Los despachos con el presidente Suárez eran para mí un continuo aprendizaje: no para intentar hacer lo que era propio de sus condiciones y no de las mías, sino para conocerle mejor y tratar de servir, desde mis modos y capacidades, la operación política que él dirigía y en la que tan íntimamente compenetrados estábamos trabajando.
Conocimiento de la realidad, intuición perspicaz, paciencia infinita en el análisis, rapidez de reflejos, dedicación absoluta, firmeza en la orientación y decisión, flexibilidad en la adaptación a las circunstancias, facilidad en aparentes concesiones o retrocesos para asegurar la irreversibilidad de los avances subsiguientes… son todas ellas notas definitorias que imprimió Adolfo Suárez al proceso de Transición.
Yo, que me desenvolvía con más comodidad en otros planos y que operaba con esquemas más rígidos y elaborados, me rendí sin dificultad a la evidencia de su dirección segura y eficaz. Si el hilo de Ariadna hubiera sido rígido —me repetía con frecuencia a mí mismo—, no habría servido a Teseo para salir del Laberinto.
“Reconocido en la declaración programática del Gobierno el principio de que la soberanía nacional reside en el pueblo, hay que conseguir que el pueblo hable cuanto antes”, había dicho Suárez en su mensaje del 10 de septiembre, al presentar el proyecto de ley para la Reforma Política. “Que nadie hable en nombre de un pueblo que no ha hablado; que nadie se arrogue representaciones si no las ha recibido; que termine la confusión y que sea el pueblo español el que arbitre y haga la luz”, dije yo ante las Cortes que aprobaron la citada ley el 18 de noviembre.

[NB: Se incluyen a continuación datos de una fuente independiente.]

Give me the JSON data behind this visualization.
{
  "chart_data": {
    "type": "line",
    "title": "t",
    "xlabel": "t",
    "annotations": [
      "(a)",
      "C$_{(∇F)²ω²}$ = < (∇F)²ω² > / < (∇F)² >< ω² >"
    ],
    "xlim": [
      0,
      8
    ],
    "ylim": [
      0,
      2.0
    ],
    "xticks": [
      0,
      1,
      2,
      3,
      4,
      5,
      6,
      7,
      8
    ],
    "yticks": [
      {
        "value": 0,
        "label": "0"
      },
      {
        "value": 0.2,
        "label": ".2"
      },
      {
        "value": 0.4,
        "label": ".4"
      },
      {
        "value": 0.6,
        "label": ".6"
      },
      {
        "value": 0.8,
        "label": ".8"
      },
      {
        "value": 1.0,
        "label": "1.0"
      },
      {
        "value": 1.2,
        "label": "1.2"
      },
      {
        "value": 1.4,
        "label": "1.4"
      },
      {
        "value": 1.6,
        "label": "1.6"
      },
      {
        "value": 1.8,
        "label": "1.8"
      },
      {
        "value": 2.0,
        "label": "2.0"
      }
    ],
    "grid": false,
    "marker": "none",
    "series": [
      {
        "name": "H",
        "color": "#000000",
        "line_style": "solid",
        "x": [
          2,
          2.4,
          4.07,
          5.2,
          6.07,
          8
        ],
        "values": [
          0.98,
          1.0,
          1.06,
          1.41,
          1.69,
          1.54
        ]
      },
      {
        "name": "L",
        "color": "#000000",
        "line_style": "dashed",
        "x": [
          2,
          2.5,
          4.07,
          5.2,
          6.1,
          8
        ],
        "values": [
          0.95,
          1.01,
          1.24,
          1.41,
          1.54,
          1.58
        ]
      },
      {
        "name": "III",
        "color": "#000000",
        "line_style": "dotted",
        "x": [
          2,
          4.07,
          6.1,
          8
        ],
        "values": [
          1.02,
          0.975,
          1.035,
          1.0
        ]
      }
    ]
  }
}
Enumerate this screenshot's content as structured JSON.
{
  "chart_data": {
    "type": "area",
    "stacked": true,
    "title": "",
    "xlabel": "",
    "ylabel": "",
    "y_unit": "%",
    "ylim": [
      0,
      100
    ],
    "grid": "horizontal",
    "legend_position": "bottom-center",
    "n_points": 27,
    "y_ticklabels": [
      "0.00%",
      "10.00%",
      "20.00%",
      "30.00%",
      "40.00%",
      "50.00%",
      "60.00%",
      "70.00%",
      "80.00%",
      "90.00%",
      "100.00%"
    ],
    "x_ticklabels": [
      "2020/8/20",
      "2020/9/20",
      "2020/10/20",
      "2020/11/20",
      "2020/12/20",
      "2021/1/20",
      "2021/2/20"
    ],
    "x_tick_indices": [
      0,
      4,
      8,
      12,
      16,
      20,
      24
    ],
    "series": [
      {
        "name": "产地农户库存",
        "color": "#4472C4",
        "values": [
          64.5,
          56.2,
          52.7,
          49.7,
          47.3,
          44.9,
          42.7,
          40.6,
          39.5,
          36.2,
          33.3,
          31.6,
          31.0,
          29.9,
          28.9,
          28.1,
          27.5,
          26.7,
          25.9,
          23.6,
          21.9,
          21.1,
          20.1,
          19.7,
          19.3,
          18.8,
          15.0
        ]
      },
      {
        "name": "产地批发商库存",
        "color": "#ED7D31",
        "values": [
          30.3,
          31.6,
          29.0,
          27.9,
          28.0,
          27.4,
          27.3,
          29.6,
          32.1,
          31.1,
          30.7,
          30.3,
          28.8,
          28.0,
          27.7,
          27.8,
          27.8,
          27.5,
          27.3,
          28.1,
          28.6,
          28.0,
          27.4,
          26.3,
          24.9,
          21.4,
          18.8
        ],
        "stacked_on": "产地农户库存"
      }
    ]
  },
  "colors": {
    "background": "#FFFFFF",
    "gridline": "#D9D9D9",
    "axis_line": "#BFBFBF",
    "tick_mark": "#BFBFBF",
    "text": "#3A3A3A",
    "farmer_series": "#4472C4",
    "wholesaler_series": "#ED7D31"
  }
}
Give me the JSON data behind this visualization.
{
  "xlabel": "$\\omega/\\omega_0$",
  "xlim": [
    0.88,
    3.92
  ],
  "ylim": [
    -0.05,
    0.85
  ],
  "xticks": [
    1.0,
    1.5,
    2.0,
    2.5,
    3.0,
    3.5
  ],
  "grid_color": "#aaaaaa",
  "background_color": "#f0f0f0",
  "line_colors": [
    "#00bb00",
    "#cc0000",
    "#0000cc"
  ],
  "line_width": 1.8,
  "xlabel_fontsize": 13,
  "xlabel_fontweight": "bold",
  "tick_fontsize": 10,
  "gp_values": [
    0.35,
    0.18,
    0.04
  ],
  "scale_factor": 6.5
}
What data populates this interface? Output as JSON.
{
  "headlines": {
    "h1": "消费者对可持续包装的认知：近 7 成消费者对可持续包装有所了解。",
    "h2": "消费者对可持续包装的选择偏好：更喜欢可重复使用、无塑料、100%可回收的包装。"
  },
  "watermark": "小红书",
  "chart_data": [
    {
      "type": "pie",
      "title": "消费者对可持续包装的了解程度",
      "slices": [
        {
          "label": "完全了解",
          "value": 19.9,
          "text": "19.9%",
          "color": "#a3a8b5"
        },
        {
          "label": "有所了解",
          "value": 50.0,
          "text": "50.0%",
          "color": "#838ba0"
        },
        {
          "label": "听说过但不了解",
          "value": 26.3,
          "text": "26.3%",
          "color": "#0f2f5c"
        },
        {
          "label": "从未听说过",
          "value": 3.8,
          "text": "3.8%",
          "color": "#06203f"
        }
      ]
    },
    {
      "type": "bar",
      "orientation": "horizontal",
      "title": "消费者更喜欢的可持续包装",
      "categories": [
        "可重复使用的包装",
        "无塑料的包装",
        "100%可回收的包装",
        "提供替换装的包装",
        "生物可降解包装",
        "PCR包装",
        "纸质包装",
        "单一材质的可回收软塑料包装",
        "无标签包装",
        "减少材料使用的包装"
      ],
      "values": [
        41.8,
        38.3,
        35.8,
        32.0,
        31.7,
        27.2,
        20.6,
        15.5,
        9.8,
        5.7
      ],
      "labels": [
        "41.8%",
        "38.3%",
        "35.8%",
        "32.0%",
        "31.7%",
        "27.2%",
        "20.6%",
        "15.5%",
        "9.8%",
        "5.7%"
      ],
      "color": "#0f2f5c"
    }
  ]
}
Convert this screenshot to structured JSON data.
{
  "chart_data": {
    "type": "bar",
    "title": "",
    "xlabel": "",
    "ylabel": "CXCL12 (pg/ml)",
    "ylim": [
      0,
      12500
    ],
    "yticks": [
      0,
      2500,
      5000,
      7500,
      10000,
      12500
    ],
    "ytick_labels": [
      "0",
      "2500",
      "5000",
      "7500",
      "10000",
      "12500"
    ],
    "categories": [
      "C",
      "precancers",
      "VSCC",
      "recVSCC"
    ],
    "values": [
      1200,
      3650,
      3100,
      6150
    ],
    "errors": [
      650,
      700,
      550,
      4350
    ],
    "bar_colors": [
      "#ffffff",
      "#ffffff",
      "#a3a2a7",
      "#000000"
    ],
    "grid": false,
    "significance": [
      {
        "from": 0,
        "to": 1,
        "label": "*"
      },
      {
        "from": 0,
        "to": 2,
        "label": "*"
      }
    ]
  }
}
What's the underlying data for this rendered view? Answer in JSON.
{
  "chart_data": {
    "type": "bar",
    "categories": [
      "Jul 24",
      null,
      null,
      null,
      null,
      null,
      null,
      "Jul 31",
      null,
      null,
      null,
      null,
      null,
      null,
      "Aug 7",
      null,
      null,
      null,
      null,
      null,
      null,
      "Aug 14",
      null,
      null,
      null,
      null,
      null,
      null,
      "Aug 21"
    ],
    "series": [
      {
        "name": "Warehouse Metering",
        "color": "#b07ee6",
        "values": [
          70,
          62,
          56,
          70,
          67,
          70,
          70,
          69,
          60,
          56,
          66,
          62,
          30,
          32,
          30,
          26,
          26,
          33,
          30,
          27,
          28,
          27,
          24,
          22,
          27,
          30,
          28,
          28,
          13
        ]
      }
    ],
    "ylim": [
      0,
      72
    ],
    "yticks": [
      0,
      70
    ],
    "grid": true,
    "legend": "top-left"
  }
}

La palabra la tenía ya el pueblo, al que se convocó a referéndum para el día 15 de diciembre de 1976. Se celebró, con total normalidad, la consulta popular: el 92,4 % de los votantes (que fueron el 77,4% del censo) dieron su voto afirmativo. La primera fase de la Transición estaba culminada. La Ley para la Reforma Política, pieza clave del proceso, fue sancionada por el Rey el día 4 de enero de 1977 y publicada en el Boletín Oficial del Estado del día 5 siguiente. “Habla, pueblo, habla”, había sido el eslogan central de nuestra campaña. Y el pueblo habló, pronunciando su palabra definitiva sobre el qué y el cómo de la transformación política de España. Una palabra que supuso el inequívoco respaldo popular al planteamiento reformista del Gobierno.
Landelino Lavilla Alsina, exdiputado de UCD y expresidente del Congreso (1979 y 1982), es autor de ‘Una historia para compartir’ (Galaxia Gutenberg), que se acaba de publicar.